Unbidden an old thought leapt to mind. He had often sat in his office cubicle, looking through the window into the central atrium, and thought about climbing the mobile hanging in there. There was a crux in the middle, shifting from one piece of it to another, a stretch of chain that looked to be hard if you were free-climbing it. And a fall would be fatal. But he could come down to it on a rappel from the skylight topping the atrium. He wouldn’t even have to descend as far as the mobile. Diane’s offices were on the twelfth floor, so it would be a short drop. A matter of using his climbing craft and gear, and his old skyscraper window skills. Come down through the skylight, do a pendulum traverse from above the mobile over to her windows, tip one out, slip in, snatch his letter out of the in-box, and climb back out, sealing the windows as he left. No security cameras pointed upward in the atrium, he had noticed during one of his climbing fantasies; there were no alarms on window framing; all would be well. And the top of the building was accessible by a maintenance ladder bolted permanently to the south wall. He had noticed that once while walking by, and had already worked it into various daydreams of the past year. Occupying his mind with images of physical action, perhaps to model the kind of dexterity needed to solve some abstract problem, biomathematics as a kind of climbing up the walls of reality or perhaps just to compensate for the boredom of sitting in a chair all day.

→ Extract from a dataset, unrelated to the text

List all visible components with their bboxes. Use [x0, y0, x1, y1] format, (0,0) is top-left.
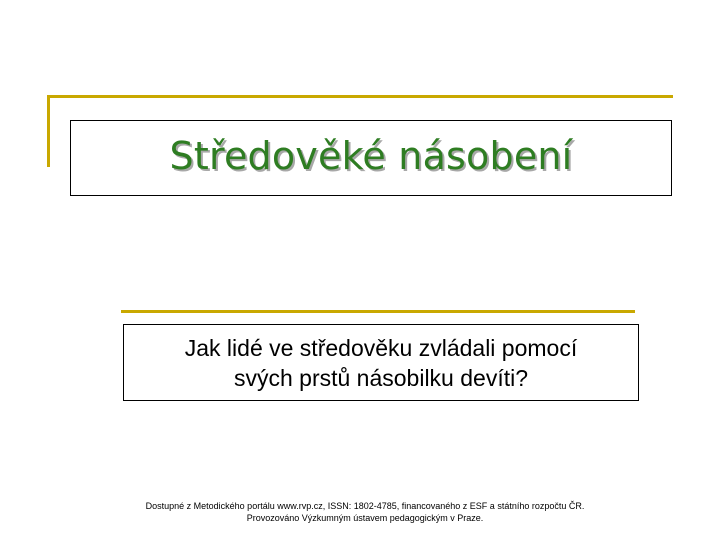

Now it was a plan, fully formed and ready to execute. He did not try to pretend to himself that it was the most rational plan he had ever made, but he urgently needed to do something physical, right then and there. He was quivering with the tension of contained action. The operation’s set of physical maneuvers were all things he could do, and that being the case, all the other factors of his situation inclined him to do it. In fact he had to, if he was really going to take responsibility for his life at last, and cast it in the direction of his desire. Make a sea change, start anew make possible whatever follow-up with the woman in the elevator he might later be able to accomplish.

It had to be done.

He got out at the Ballston station, still thinking hard. He walked to the NSF parking garage door by way of the south side of the building, to confirm the exterior ladder’s lower height. Bring a box to step on, that’s all it would need. He walked to his car and drove west to his apartment over wet empty streets, not seeing a thing.

At the apartment he went to the closet and pawed through his climbing gear. Below it, as in an archaeological dig, were the old tools of a windowman’s trade.